I was tasked with creating a system that takes the user selection of lyrics and uses data from AI analysis to select the best matching effect. I was responsible for designing this system from the ground up.

Little Simz’s team gave us an assortment of backgrounds, along with a green screen foreground video of Simz performing. We decided that effects should be applied to the background, foreground, or both.

Here’s how we did it

Scoring based on mood/theme

Identify some overarching themes

I used ChatGPT to identify around ten to fifteen themes and moods from the song. I input Simz’s lyrics and verbal descriptions of her body language and the backing track, and ChatGPT returned the most prominent themes/moods explored by the song.

Match Themes to Lyrics

I used ChatGPT to split the song into three lengths of chunks: 1/2-1 line, 1-3 lines, and 3-5 lines (roughly). For each of these chunks, ChatGPT came up with a score for each of the themes. Think of this as giving each chunk a “mood vector,” that represents how much the chunk relates to each of the 10 themes.

The problem is that when a user clicks on a lyric chunk, they probably don’t mean that they like those specific ~3 words — what they probably mean is that they relate to this section of the song, taking into account the lyrics around them. So, you can’t just consider the “mood vector” of the specific few words they click on. Somehow, you need to consider the general area of the song as well!

So, for every word index, you can combine the overlapping small, medium, and large chunks to get a good sense of the dominant themes of that particular word! This gives a broader context to the selected lyric, while still assessing the lyrics near neighbors.

Video effect selection pool

Using ShaderToy, I came up with a large bank of potential video effects. However, multiple effects are to be applied simultaneously — some work well together while others don’t. Considering all of the possible video effect combinations, I removed the pairs that didn’t work well together.

Match Themes to Video Options

Once all of these effect combos, plates, and color tints were identified, we generated verbal descriptions for them. Now, following similar methods to lyric-theme matching, we scored these video options against the previously identified themes. Now, each video effect pair also has a “mood vector,” just like the lyric chunks!

Combining preferences with the default mood

When a user selects a lyric, they’re suggesting that they like a particular theme, not that they dislike any other theme. When a user suggests that they like a particular theme, the video should be pushed in that direction, not completely changed. When the user doesn’t click on anything at all, the video should reflect the themes present in the video with no bias towards any one theme.

As the users select lyric chunks, we aggregate all of these lyrics scores to generate a “user preference card.” Then we combine it with the baseline lyric card for the current index.
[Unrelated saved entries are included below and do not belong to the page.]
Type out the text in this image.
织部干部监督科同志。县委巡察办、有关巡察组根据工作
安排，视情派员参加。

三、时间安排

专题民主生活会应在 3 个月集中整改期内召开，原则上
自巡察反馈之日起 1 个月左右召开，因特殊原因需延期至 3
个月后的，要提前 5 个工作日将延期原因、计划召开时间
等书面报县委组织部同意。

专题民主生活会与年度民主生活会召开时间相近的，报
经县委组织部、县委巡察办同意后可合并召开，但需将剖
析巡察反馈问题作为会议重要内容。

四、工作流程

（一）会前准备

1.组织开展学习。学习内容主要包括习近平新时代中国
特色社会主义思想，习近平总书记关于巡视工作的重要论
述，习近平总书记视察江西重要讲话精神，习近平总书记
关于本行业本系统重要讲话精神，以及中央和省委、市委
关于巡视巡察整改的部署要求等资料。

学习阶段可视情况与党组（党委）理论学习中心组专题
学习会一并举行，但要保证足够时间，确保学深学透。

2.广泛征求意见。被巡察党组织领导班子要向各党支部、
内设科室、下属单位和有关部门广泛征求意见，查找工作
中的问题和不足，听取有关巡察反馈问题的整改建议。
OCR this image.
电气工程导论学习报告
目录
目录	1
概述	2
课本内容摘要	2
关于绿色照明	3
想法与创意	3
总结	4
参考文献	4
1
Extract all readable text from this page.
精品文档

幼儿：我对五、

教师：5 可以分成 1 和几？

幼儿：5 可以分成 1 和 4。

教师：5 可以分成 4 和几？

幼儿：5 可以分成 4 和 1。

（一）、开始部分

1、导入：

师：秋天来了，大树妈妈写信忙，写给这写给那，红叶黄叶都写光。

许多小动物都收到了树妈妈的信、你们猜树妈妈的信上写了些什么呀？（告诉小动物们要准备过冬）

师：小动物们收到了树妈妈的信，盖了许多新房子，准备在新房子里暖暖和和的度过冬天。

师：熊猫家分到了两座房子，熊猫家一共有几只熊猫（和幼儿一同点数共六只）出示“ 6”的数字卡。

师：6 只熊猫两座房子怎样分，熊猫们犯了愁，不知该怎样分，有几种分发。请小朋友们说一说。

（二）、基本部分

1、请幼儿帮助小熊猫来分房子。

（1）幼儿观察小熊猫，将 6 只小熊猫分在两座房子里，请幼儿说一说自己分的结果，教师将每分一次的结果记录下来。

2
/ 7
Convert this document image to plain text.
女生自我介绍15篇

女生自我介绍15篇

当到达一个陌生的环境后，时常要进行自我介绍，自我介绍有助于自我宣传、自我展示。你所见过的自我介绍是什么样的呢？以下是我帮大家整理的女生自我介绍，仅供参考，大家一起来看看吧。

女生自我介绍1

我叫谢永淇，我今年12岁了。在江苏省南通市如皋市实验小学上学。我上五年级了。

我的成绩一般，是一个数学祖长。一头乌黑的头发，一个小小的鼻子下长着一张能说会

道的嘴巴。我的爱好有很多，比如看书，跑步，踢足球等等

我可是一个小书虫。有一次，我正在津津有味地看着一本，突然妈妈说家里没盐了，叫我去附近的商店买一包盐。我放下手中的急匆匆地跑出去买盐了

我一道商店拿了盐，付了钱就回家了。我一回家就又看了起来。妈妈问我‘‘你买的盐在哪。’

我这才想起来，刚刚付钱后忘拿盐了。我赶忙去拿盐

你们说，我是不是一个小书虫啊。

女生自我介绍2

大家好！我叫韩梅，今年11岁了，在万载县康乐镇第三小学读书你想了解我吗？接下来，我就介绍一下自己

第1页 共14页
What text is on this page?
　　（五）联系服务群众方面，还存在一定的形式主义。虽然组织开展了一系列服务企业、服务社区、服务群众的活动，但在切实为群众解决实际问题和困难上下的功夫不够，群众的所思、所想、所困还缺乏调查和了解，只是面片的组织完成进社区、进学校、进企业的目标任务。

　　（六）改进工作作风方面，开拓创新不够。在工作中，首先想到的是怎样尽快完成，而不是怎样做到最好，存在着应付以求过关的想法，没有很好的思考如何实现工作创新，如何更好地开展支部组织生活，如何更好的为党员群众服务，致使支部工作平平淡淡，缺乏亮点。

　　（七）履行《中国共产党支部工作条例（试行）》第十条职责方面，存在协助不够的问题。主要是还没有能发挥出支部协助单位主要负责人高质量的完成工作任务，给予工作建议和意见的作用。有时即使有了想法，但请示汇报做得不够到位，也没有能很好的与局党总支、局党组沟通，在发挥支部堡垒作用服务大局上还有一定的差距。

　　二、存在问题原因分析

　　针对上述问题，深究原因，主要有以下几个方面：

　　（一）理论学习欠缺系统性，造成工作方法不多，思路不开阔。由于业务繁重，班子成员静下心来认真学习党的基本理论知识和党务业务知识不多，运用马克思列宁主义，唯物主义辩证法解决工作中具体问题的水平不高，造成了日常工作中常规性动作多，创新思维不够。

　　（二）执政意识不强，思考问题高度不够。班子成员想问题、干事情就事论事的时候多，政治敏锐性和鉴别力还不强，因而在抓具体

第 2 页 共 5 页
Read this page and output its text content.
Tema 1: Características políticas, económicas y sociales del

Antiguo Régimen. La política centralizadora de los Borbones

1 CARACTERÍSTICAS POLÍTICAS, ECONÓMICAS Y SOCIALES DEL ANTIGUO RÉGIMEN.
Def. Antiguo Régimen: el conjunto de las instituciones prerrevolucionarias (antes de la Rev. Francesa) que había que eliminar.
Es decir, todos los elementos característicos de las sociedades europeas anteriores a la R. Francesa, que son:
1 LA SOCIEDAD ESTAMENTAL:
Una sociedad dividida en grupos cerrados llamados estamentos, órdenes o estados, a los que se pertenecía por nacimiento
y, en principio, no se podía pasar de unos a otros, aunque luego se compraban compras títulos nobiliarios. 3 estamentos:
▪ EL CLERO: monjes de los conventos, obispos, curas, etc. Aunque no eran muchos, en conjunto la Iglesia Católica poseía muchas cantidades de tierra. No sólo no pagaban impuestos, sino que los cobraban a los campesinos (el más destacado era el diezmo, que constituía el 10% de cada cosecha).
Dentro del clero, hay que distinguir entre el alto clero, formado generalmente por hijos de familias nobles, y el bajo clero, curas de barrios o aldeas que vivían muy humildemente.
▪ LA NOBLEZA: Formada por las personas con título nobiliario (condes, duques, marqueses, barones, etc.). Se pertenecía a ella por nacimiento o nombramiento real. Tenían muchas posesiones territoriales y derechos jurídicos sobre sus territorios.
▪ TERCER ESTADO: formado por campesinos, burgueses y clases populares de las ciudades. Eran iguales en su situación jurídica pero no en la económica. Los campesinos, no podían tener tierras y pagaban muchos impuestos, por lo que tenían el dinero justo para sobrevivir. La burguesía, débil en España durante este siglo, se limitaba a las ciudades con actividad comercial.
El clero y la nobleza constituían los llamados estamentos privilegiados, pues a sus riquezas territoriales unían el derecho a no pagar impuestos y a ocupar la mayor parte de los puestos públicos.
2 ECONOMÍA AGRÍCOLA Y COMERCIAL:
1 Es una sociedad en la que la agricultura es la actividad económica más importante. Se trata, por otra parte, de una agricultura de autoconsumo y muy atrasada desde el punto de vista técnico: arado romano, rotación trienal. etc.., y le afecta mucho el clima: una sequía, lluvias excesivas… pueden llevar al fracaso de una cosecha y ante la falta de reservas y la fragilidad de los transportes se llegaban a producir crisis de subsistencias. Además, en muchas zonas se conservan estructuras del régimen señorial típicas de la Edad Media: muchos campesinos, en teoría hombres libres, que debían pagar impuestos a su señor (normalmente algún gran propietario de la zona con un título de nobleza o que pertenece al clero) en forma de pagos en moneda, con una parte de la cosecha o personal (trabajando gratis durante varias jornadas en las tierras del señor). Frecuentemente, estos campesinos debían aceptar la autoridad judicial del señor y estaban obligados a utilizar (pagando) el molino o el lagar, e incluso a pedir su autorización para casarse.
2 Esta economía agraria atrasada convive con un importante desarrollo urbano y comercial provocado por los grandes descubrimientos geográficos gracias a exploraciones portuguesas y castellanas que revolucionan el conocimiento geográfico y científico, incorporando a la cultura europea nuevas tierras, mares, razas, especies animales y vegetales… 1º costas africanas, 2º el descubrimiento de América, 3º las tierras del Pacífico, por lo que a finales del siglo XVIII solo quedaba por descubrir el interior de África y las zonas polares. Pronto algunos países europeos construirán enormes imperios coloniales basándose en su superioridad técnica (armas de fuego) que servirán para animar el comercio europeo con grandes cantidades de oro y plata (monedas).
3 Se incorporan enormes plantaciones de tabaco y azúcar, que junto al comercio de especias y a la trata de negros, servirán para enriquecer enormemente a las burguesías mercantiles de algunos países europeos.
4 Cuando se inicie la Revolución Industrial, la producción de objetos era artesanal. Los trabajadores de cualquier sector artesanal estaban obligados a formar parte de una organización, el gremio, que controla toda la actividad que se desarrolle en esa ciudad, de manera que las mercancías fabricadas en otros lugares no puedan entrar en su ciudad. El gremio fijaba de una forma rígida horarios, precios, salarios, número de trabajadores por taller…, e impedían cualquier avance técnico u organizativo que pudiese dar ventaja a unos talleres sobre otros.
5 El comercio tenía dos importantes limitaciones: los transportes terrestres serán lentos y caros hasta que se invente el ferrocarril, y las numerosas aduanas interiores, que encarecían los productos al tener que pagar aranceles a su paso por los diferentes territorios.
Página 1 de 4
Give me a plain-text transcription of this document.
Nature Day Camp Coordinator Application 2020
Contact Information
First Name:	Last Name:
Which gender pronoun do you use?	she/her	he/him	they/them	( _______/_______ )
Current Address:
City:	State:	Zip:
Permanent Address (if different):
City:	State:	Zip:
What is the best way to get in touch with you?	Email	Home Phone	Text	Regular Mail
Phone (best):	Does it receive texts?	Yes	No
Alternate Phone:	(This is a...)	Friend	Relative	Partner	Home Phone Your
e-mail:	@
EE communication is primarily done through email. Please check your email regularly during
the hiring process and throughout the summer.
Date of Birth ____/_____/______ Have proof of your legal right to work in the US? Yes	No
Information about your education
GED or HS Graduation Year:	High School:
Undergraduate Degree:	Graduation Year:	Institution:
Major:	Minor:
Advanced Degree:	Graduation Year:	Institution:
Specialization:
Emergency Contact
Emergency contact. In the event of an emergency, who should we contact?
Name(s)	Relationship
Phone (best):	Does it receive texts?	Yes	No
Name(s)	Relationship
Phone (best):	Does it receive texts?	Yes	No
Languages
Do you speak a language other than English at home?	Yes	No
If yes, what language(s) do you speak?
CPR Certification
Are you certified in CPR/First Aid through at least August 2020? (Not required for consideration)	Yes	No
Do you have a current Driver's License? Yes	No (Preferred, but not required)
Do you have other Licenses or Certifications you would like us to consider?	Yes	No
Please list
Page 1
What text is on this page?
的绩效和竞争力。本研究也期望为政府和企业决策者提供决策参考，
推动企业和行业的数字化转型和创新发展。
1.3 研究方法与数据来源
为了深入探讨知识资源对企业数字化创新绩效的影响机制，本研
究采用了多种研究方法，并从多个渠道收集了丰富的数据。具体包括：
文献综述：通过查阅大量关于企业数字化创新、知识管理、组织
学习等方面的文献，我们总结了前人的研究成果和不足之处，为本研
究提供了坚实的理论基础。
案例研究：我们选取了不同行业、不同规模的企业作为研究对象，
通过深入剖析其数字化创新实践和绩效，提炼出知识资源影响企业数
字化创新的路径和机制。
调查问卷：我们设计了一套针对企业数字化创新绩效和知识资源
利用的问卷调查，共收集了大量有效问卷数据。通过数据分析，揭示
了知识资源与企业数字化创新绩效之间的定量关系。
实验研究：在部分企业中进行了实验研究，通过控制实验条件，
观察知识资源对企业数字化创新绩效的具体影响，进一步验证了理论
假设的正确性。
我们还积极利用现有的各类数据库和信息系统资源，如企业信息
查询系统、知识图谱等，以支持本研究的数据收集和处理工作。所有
To generate the user preference theme card from the selected lyrics, we only average the two arrays when the resulting index is greater than the original baseline lyric index. This makes it so that the user’s lack of interest in a theme won’t lower the presence of that theme in the final card.

Matching to an effect

I like to imagine that there’s this 10-dimensional “mood space,” where each dimension represents a particular mood. We’ve plotted every possible video effect combination in this 10-d mood space, and we also have a point representing the user’s score card! All you have to do is find the video effect combination that’s closest to the user’s score card! We just take the Euclidean distance between the user score card and each effect pair, and return whatever effect combination that’s the closest!

This effect combination (background plate, color tint, and video effect) is then applied to the video, and voila! We’re done!